À la maison, même les tâches les plus simples donnent un rythme à la journée. Mais dans un établissement, tout est organisé pour nous, ce qui laisse souvent un vide derrière. Sans responsabilités personnelles ou projets à accomplir, les journées finissent par se fondre les unes dans les autres. Beaucoup de résidents en viennent à se sentir inutiles, comme suspendus dans le temps. Trouver un but devient alors un véritable défi, pourtant indispensable pour maintenir l’espoir et le désir de continuer.

Le corps vieillit plus rapidement sans stimulation

Cela peut sembler contradictoire, mais vivre dans un environnement conçu pour le confort peut parfois accélérer la perte de mobilité. Moins de mouvements, moins d’efforts, moins de prises d’initiative. À force de chercher à être constamment pris en charge, on finit par moins agir. Et le corps, lui, s’adapte vite… mais dans une direction qui n’est pas favorable. Il est essentiel de rester actif : marcher, se lever seul, même de façon modeste, constitue une forme de liberté qu’il faut préserver au quotidien pour bien vieillir en établissement.
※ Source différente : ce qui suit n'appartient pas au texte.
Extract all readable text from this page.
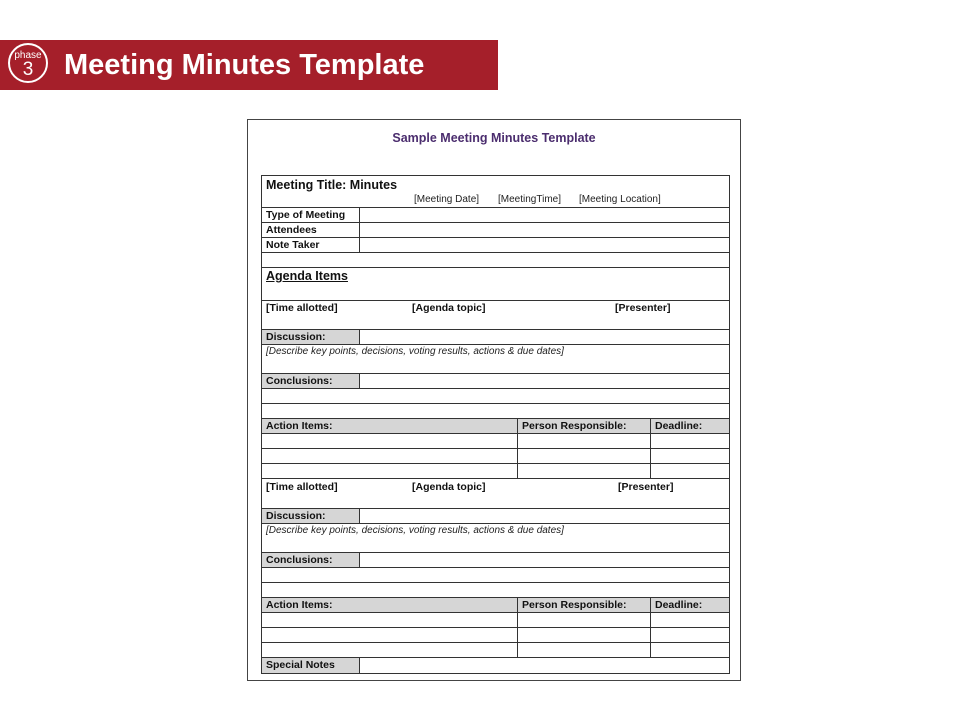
phase
3	Meeting Minutes Template
Sample Meeting Minutes Template
Meeting Title: Minutes
[Meeting Date] [MeetingTime] [Meeting Location]
Type of Meeting
Attendees
Note Taker
Agenda Items
[Time allotted]	[Agenda topic]	[Presenter]
Discussion:
[Describe key points, decisions, voting results, actions & due dates]
Conclusions:
Action Items:	Person Responsible:	Deadline:
[Time allotted]	[Agenda topic]	[Presenter]
Discussion:
[Describe key points, decisions, voting results, actions & due dates]
Conclusions:
Action Items:	Person Responsible:	Deadline:
Special Notes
L’intimité devient rare, presque sacrée

Partager son espace, demander de l’aide pour des gestes très personnels, et voir le personnel entrer sans toujours prévenir… même si tout est fait avec bienveillance, cela érode peu à peu ce qui restait d’intimité. On n’a plus vraiment de “chez soi”, ni de moment personnel où l’on peut simplement se retirer et respirer. Au fil du temps, il devient facile de se sentir moins une personne qu’un dossier bien suivi, comme si l’on perdait peu à peu sa singularité dans la grande mécanique de l’établissement.

Partir : une décision bien plus complexe qu’on ne le pense

On se dit souvent qu’il sera facile de revenir en arrière si nécessaire. Pourtant, quitter une maison de retraite demande beaucoup plus d’efforts et de préparation que d’y entrer. Le logement d’origine n’existe parfois plus, les habitudes de vie ont évolué, tout comme la confiance en soi. Après s’être habitué à un environnement structuré, reprendre les rênes de sa vie peut devenir une source de stress. Il est donc essentiel de bien réfléchir avant de prendre une telle décision, en prenant le temps de peser les pour et les contre.

Choisir d’entrer en maison de retraite n’est pas une erreur en soi, mais ce n’est jamais une décision anodine. Vieillir sereinement ne signifie pas perdre son pouvoir de décision, mais plutôt préserver autant que possible sa liberté et son identité. Avant de franchir ce pas, il est crucial de se poser la question : non pas ce qui est le plus facile, mais ce qui permettra de continuer à être maître de sa vie, maintenant et dans le futur.